Yes, getting enough protein is important - it provides the raw materials your body needs to repair and grow. But protein is only one piece of a much bigger puzzle. It’s also important to consider quality over quantity.
If you’ve ever wondered why simply adding more protein doesn’t automatically mean more muscle, here’s why:
1. Insulin sensitivity matters.
Muscles need insulin to absorb and use nutrients effectively. If your body is insulin resistant, nutrients get shuttled into fat storage instead of into your muscles. Improving insulin sensitivity through diet, exercise and managing visceral fat is essential for muscle health.
2. Mitochondria are your energy engines.
Strong, efficient mitochondria help you produce the energy needed for recovery and performance. When they’re sluggish, your energy drops, your recovery slows, and muscle growth is compromised.
3. Inflammation is the enemy of recovery.
Chronic inflammation, often linked with visceral fat, interferes with muscle repair. Reducing inflammation through diet, lifestyle, and stress management sets the stage for better muscle health.
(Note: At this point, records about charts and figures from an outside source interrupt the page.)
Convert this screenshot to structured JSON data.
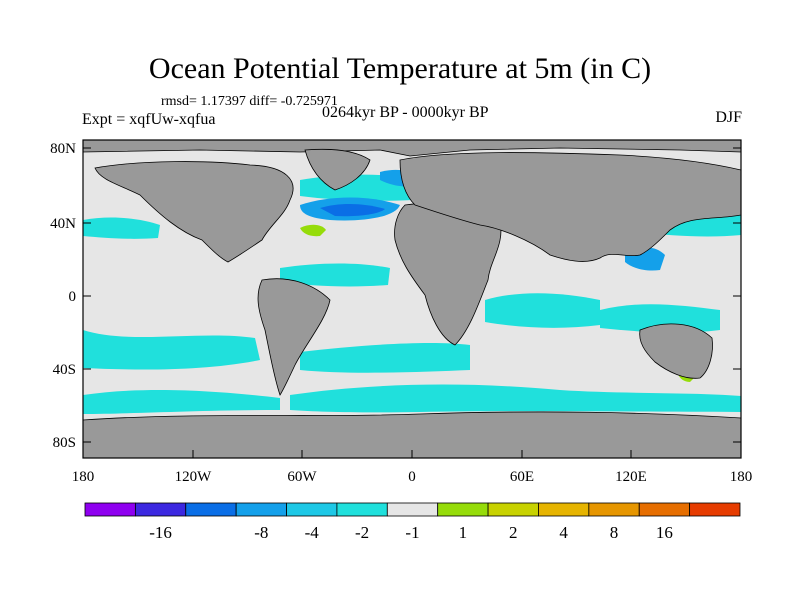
{
  "title": "Ocean Potential Temperature at 5m (in C)",
  "stats": "rmsd= 1.17397  diff= -0.725971",
  "experiment": "Expt = xqfUw-xqfua",
  "period": "0264kyr BP - 0000kyr BP",
  "season": "DJF",
  "map": {
    "lat_ticks": [
      "80N",
      "40N",
      "0",
      "40S",
      "80S"
    ],
    "lon_ticks": [
      "180",
      "120W",
      "60W",
      "0",
      "60E",
      "120E",
      "180"
    ]
  },
  "colorbar": {
    "colors": [
      "#8f00f0",
      "#3c28e0",
      "#0a6ee6",
      "#14a0ea",
      "#1ec8e6",
      "#20e0dc",
      "#e6e6e6",
      "#96dc0a",
      "#c8d200",
      "#e6b400",
      "#e69600",
      "#e66e00",
      "#e63c00"
    ],
    "labels": [
      "-16",
      "-8",
      "-4",
      "-2",
      "-1",
      "1",
      "2",
      "4",
      "8",
      "16"
    ]
  }
}
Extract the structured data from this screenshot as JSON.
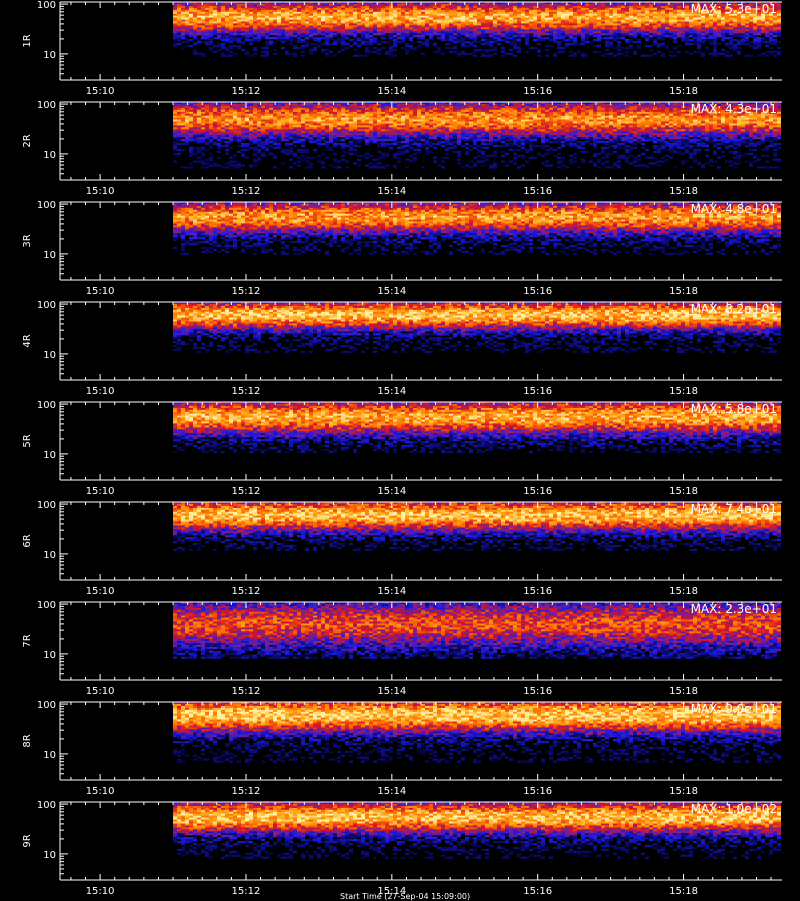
{
  "chart_data": {
    "type": "heatmap",
    "panel_count": 9,
    "time_range_minutes": [
      9.45,
      19.35
    ],
    "data_start_minute": 11.0,
    "y_scale": "log",
    "ylim": [
      3,
      110
    ],
    "x_tick_labels": [
      "15:10",
      "15:12",
      "15:14",
      "15:16",
      "15:18"
    ],
    "y_tick_labels": [
      "10",
      "100"
    ],
    "footer_text": "Start Time (27-Sep-04 15:09:00)",
    "colormap": [
      "#000000",
      "#0a0a6e",
      "#1a1ae6",
      "#7a1f8c",
      "#d4142a",
      "#ff6a00",
      "#ffb020",
      "#fff2a0"
    ],
    "panels": [
      {
        "label": "1R",
        "max_label": "MAX: 5.3e+01",
        "band_peak": 55,
        "band_width": 0.55,
        "low_cut": 9,
        "seed": 11,
        "intensity": 0.85
      },
      {
        "label": "2R",
        "max_label": "MAX: 4.3e+01",
        "band_peak": 50,
        "band_width": 0.6,
        "low_cut": 5,
        "seed": 23,
        "intensity": 0.8
      },
      {
        "label": "3R",
        "max_label": "MAX: 4.8e+01",
        "band_peak": 55,
        "band_width": 0.55,
        "low_cut": 10,
        "seed": 37,
        "intensity": 0.82
      },
      {
        "label": "4R",
        "max_label": "MAX: 8.2e+01",
        "band_peak": 60,
        "band_width": 0.5,
        "low_cut": 11,
        "seed": 41,
        "intensity": 0.9
      },
      {
        "label": "5R",
        "max_label": "MAX: 5.8e+01",
        "band_peak": 55,
        "band_width": 0.6,
        "low_cut": 11,
        "seed": 53,
        "intensity": 0.85
      },
      {
        "label": "6R",
        "max_label": "MAX: 7.4e+01",
        "band_peak": 60,
        "band_width": 0.55,
        "low_cut": 12,
        "seed": 67,
        "intensity": 0.9
      },
      {
        "label": "7R",
        "max_label": "MAX: 2.3e+01",
        "band_peak": 40,
        "band_width": 0.8,
        "low_cut": 8,
        "seed": 71,
        "intensity": 0.65
      },
      {
        "label": "8R",
        "max_label": "MAX: 9.0e+01",
        "band_peak": 60,
        "band_width": 0.6,
        "low_cut": 7,
        "seed": 83,
        "intensity": 0.92
      },
      {
        "label": "9R",
        "max_label": "MAX: 1.0e+02",
        "band_peak": 55,
        "band_width": 0.55,
        "low_cut": 8,
        "seed": 97,
        "intensity": 0.9
      }
    ]
  }
}
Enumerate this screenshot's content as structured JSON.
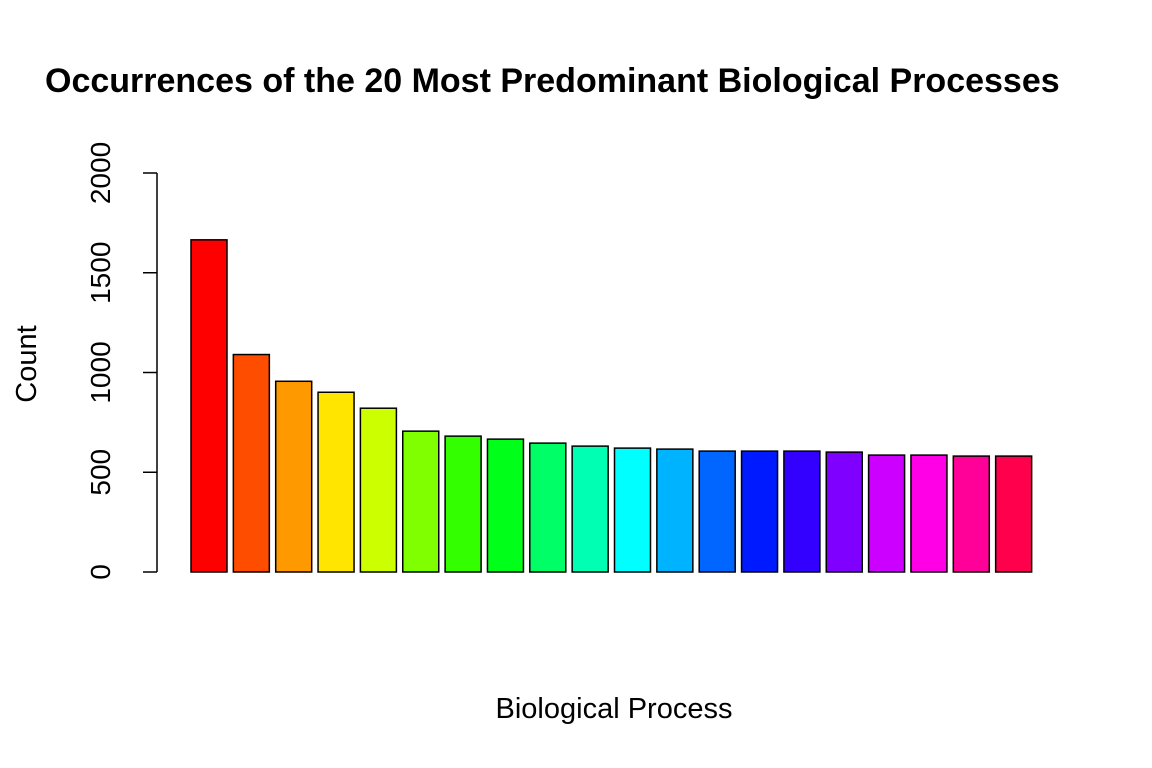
{
  "chart_data": {
    "type": "bar",
    "title": "Occurrences of the 20 Most Predominant Biological Processes",
    "x_label": "Biological Process",
    "y_label": "Count",
    "categories": [
      null,
      null,
      null,
      null,
      null,
      null,
      null,
      null,
      null,
      null,
      null,
      null,
      null,
      null,
      null,
      null,
      null,
      null,
      null,
      null
    ],
    "values": [
      1665,
      1090,
      956,
      901,
      821,
      706,
      681,
      666,
      646,
      631,
      621,
      616,
      606,
      606,
      606,
      601,
      586,
      586,
      581,
      581
    ],
    "colors": [
      "#FF0000",
      "#FF4D00",
      "#FF9900",
      "#FFE500",
      "#CCFF00",
      "#80FF00",
      "#33FF00",
      "#00FF19",
      "#00FF66",
      "#00FFB2",
      "#00FFFF",
      "#00B3FF",
      "#0066FF",
      "#001AFF",
      "#3300FF",
      "#7F00FF",
      "#CC00FF",
      "#FF00E6",
      "#FF0099",
      "#FF004D"
    ],
    "ylim": [
      0,
      2000
    ],
    "yticks": [
      0,
      500,
      1000,
      1500,
      2000
    ]
  }
}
4. Stress and HRV tell the story.
Your heart rate variability (HRV) is a window into how well your body is handling stress. High stress, low HRV and elevated cortisol all work against muscle repair. Managing stress through lifestyle choices is just as important as your training plan.
5. Progressive strength training is non-negotiable.
Without progressive overload, muscle simply won’t adapt. Your body needs the signal that it’s time to grow stronger. Protein alone won’t do that - training does.
6. Sleep and intermittent fasting boost your growth hormone.
Most repair happens at night, during deep sleep. Miss out on quality rest and you block one of your most powerful muscle-building tools. Intermittent fasting also provides your body with a surge of growth hormone, protecting your lean muscle and stimulating growth and repair.
The bottom line:
Hi quality protein – specifically that high in leucine - is a vital ingredient, but it’s not the recipe. Lean muscle is the result of a system that includes insulin sensitivity, mitochondrial health, reduced inflammation, stress balance, progressive strength training, and restorative sleep. When all of these elements work together, that’s when you see real results - not just in muscle, but in overall health and resilience.
After four decades as a fitness professional and international competitor, I can tell you with certainty: muscle is built by a lifestyle, not by one nutrient.